OPC UA has two timing dials: how often the server samples the underlying variable (sampling_interval), and how often the server pushes batches of changes to the client (subscription period). Confusing these is a classic mistake.

  • sampling_interval: how fast the PLC reads its own variable.
  • period: how often the server sends the changes it’s accumulated.
  • queuesize: how many samples per monitored item are buffered between publishes.
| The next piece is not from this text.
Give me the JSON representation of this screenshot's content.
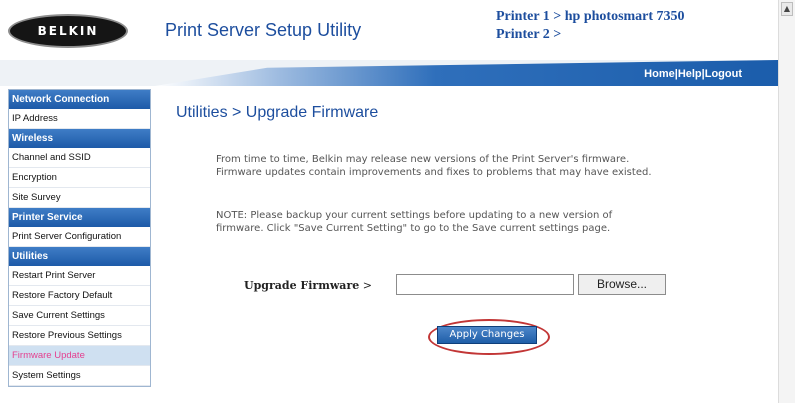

A vibration sensor that genuinely needs 1ms resolution probably shouldn’t be on OPC UA at all — it should be on a direct industrial protocol with appropriate real-time guarantees. For typical sensor telemetry (temperature, pressure, position, cycle counts), 100–500ms sampling with a 1s subscription period is reasonable.

Common Pitfalls

  • Reconnect storms after a network blip. asyncua’s client will reconnect, but you need to recreate subscriptions and re-subscribe monitored items. Wrap the subscription setup in a retry loop with backoff, and on reconnect republish a “session_start” event over MQTT so consumers can invalidate any stale state they cached.
  • PLC reboot drops your subscription silently. Some OPC UA servers don’t re-register subscriptions after a restart. Health-check by reading a server time node every minute; if reads fail, tear down and rebuild from scratch.
  • Timestamp source confusion. OPC UA gives you SourceTimestamp (when the variable changed at the source) and ServerTimestamp (when the OPC UA server observed it). Always prefer SourceTimestamp. If it’s None, fall back to ServerTimestamp. If both are None, fall back to the bridge clock and log a warning.
  • Treating the bridge as stateless. If the bridge restarts and the MQTT broker has clean_start=true, you’ve lost any in-flight messages. Use clean_start=false with a stable client_id so the broker holds messages while the bridge reconnects to the PLC.
  • One bridge for many PLCs. A single asyncio process per PLC is the right granularity. A single bridge managing 20 PLCs is one bug away from a fleet-wide outage. The OPC UA Foundation’s protocol overview is worth a re-read if you’re tempted to consolidate.

Wrapping Up

OPC UA to MQTT is unglamorous plumbing that’s worth getting right because everything downstream depends on it. Small, single-purpose, version-controlled bridges with strict node maps beat any “universal gateway” product I’ve evaluated. Final post in this series I’ll get into the backpressure and reliability patterns that hold the whole pipeline together when something goes wrong.